For their research, Wagner and his colleague Olivier N. Lemaire are studying the bacterium Clostridium autoethanogenum to understand how it can thrive at the thermodynamics of Life, using a metabolism similar to that of the first living forms. Olivier N. Lemaire grew the bacteria and purified its CODH/ACS in absence of oxygen, which is detrimental to the enzyme. The two scientists used the crystallization method to obtain crystals of the enzyme CODH/ACS and determine the protein 3D-structure by X-ray crystallography. “When we saw the results, we couldn’t believe our eyes,” says Wagner. “The CODH-ACS interface from Clostridium autoethanogenum drastically differs from the model of Moorella thermoacetica, even though it was the same enzyme and similar bacteria”.
Same ingredients, different architecture
Afterwards, the two researchers carried out further experiments to prove that the first structure was not an artifact but the biological reality. Following experiments confirmed the initial model. Thus, the discovery clearly proves wrong the previous assumption that the enzyme CODH/ACS always has the same overall structure. “The enzyme of Moorella thermoacetica has a linear shape,” explains Olivier N. Lemaire, first author of the study, which was recently published in the scientific journal BBA Bioenergetics. “In Moorella thermoacetica, the enzyme produces carbon monoxide in the CODH and uses in the ACS. Between them, it is trapped and funneled through a sealed gas-channel. ACS will ultimately synthesize acetyl-CoA, a building block further processed into acetate and ethanol. The rest of the cell do not see any carbon monoxide”.

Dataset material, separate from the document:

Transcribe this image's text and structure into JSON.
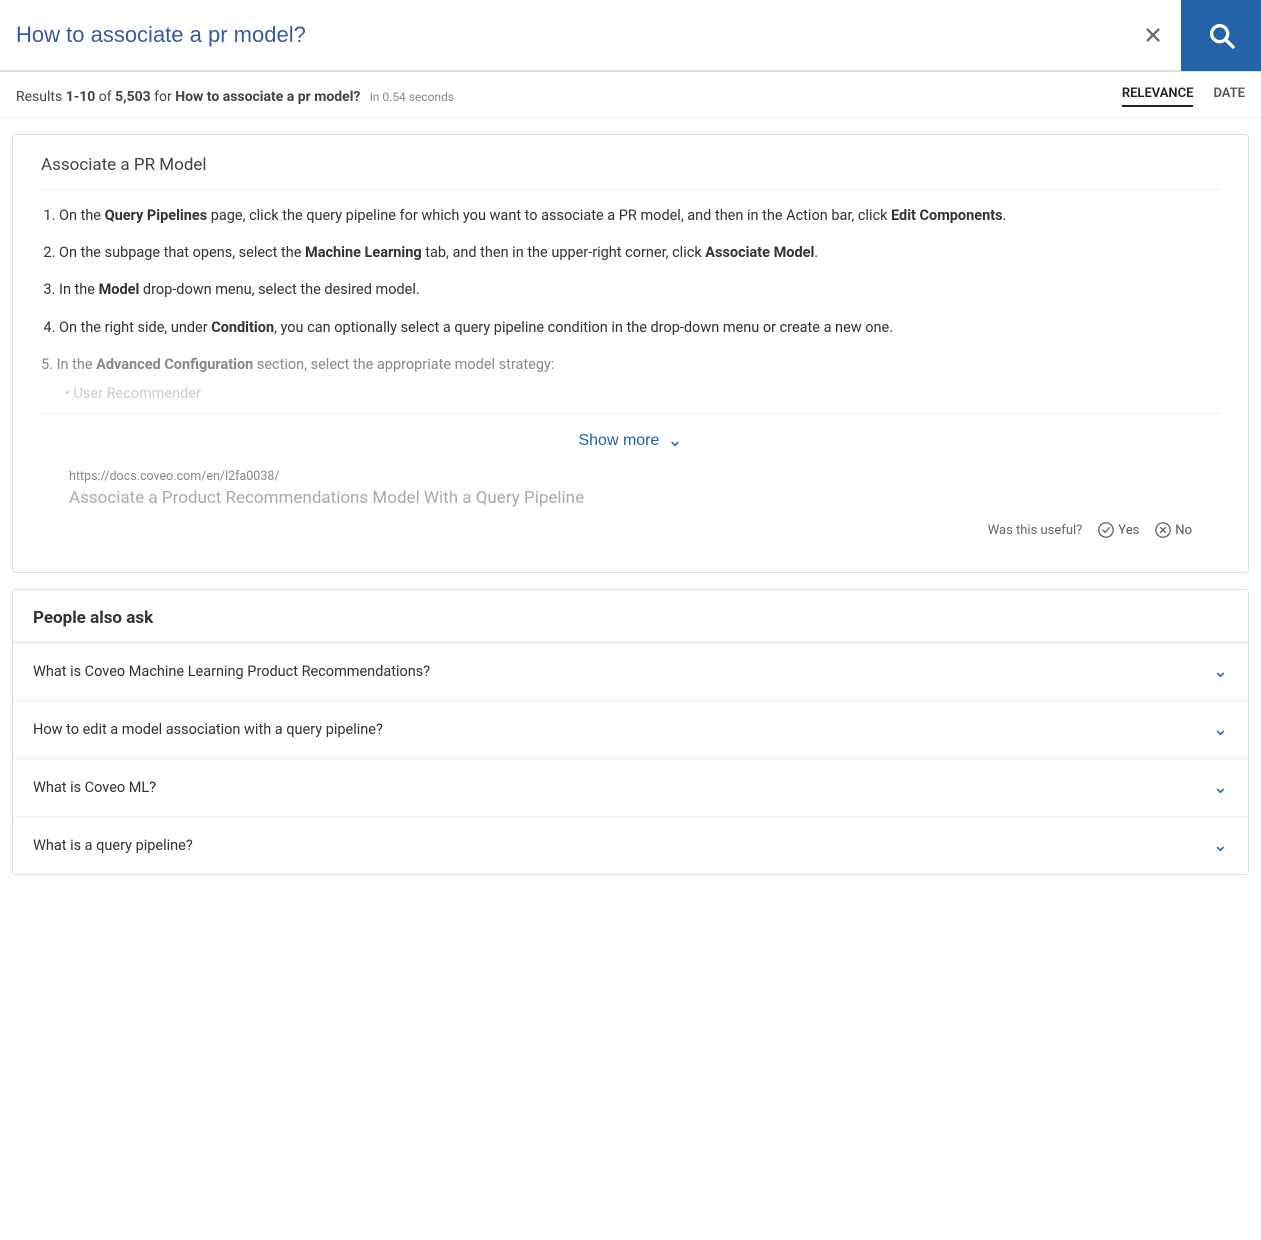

But Clostridium autoethanogenum absorbs carbon monoxide directly. “In Clostridium autoethanogenum the enzyme CODH/ACS has not only one opening, but several. In this way it can collect as much carbon monoxide as possible and conduct it into a whole system of tunnels, operating in both directions”, says Lemaire. “These results show a reshuffling of internal gas-tunnels during evolution of these bacteria, putatively leading to a bidirectional complex that ensures a high flux of carbon monoxide conversion toward energy conservation and assimilation of carbon monoxide, acting as the main cellular powerplant”. At the end of the process also acetate and ethanol are generated, which can be used to produce fuels.
“We now have a picture of what this very efficient and robust enzyme looks like”, says Tristan Wagner. “But our discovery is only one step further. Among other things, it is still an open question how the bacterium can survive and use carbon monoxide to feed their whole cellular energy needs. We have some hypotheses, but we are still at the beginning. To understand the whole chemical process of converting carbon monoxide to acetate and ethanol, further proteins need to be studied”.